JuliaLang / julia

The Julia Programming Language
https://julialang.org/
MIT License
45.13k stars 5.43k forks source link

`BoundsError` when joining `AnnotatedStrings` with distinct label orderings #54860

Closed caleb-allen closed 5 days ago

caleb-allen commented 1 month ago

I think I've encountered a bug which occurs when joining AnnotatedStrings with annotations that have not been constructed in the same manner as StyledStrings, specifically with inconsistent ordering of annotation labels between strings.

With simple annotations on two AnnotatedString instances, join works as expected:

julia> import Base: AnnotatedString, annotatedstring, annotations, annotate!
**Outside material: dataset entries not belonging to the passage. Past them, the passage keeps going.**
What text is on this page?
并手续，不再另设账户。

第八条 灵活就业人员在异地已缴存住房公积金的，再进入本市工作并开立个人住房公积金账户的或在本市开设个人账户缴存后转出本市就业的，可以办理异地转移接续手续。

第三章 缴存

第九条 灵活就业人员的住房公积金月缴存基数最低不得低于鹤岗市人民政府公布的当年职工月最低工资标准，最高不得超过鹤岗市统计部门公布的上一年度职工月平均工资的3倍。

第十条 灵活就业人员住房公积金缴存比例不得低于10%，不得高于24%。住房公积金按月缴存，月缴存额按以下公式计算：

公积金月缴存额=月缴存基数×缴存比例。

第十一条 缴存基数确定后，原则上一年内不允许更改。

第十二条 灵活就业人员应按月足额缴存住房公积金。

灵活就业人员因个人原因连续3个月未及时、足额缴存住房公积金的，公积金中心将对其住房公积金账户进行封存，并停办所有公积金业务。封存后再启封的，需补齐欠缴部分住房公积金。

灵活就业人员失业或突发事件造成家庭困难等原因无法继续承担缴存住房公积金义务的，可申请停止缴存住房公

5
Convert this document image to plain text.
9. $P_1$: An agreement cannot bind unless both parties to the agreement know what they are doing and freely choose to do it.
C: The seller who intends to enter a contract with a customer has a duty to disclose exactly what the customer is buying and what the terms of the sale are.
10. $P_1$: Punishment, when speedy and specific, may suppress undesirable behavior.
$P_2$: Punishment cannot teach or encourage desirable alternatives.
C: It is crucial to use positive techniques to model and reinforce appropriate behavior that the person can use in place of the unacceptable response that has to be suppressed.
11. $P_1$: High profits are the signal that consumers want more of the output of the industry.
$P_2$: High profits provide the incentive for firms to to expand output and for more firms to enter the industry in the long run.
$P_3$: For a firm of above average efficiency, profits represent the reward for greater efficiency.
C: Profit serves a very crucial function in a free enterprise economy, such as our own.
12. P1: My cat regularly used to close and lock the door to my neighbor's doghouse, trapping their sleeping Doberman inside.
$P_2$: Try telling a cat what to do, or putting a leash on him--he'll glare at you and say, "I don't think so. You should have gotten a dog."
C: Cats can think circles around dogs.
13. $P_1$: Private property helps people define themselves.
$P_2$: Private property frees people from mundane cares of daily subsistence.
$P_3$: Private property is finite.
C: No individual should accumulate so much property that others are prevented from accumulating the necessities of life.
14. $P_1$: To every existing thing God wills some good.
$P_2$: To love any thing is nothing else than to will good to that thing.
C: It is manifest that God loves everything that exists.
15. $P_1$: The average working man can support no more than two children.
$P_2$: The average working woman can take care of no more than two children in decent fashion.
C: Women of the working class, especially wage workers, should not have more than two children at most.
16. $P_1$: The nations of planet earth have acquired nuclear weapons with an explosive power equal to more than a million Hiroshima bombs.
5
julia> a = AnnotatedString("the quick fox ", [(1:14, :FOO => "bar")])
"the quick fox "

julia> b = AnnotatedString("jumped over the lazy dog", [(1:24, :FOO => "bar")])
"jumped over the lazy dog"

julia> annotations(a * b) # concat only, without joining the annotations
2-element Vector{Tuple{UnitRange{Int64}, Pair{Symbol, Any}}}:
 (1:14, :FOO => "bar")
 (15:38, :FOO => "bar")

julia> annotations(join([a, b]))
1-element Vector{Tuple{UnitRange{Int64}, Pair{Symbol, Any}}}:
 (1:38, :FOO => "bar")

However, if we attempt to join the above string a with an annotated string whose labels are inserted in a different order, it results in a BoundsError:

julia> c = AnnotatedString("jumped over the lazy dog", [(1:5, :BAZ => "bar"), (1:24, :FOO => "bar")])
"jumped over the lazy dog"

julia> annotations(a * c)
3-element Vector{Tuple{UnitRange{Int64}, Pair{Symbol, Any}}}:
 (1:14, :FOO => "bar")
 (15:19, :BAZ => "bar")
 (15:38, :FOO => "bar")

julia> annotations(join([a, c]))
ERROR: BoundsError: attempt to access 1-element Vector{Tuple{UnitRange{Int64}, Pair{Symbol, Any}}} at index [0]
Stacktrace:
  [1] throw_boundserror(A::Vector{Tuple{UnitRange{Int64}, Pair{Symbol, Any}}}, I::Tuple{Int64})
    @ Base ./essentials.jl:14
  [2] getindex
    @ ./essentials.jl:892 [inlined]
  [3] _insert_annotations!(io::Base.AnnotatedIOBuffer, annotations::Vector{Tuple{UnitRange{…}, Pair{…}}}, offset::Int64)
    @ Base ./strings/annotated.jl:600
  [4] _insert_annotations!
    @ ./strings/annotated.jl:591 [inlined]
  [5] write
    @ ./strings/annotated.jl:499 [inlined]
  [6] print
    @ ~/.julia/juliaup/julia-1.11.0-beta2+0.x64.linux.gnu/share/julia/stdlib/v1.11/StyledStrings/src/io.jl:255 [inlined]
  [7] join(io::Base.AnnotatedIOBuffer, iterator::Vector{AnnotatedString{String}}, delim::String)
    @ Base ./strings/io.jl:352
  [8] join
    @ ./strings/io.jl:349 [inlined]
  [9] _join_preserve_annotations(::Vector{AnnotatedString{String}})
    @ Base ./strings/io.jl:359
 [10] join(iterator::Vector{AnnotatedString{String}})
    @ Base ./strings/io.jl:366
 [11] top-level scope
    @ REPL[30]:1
Some type information was truncated. Use `show(err)` to see complete types.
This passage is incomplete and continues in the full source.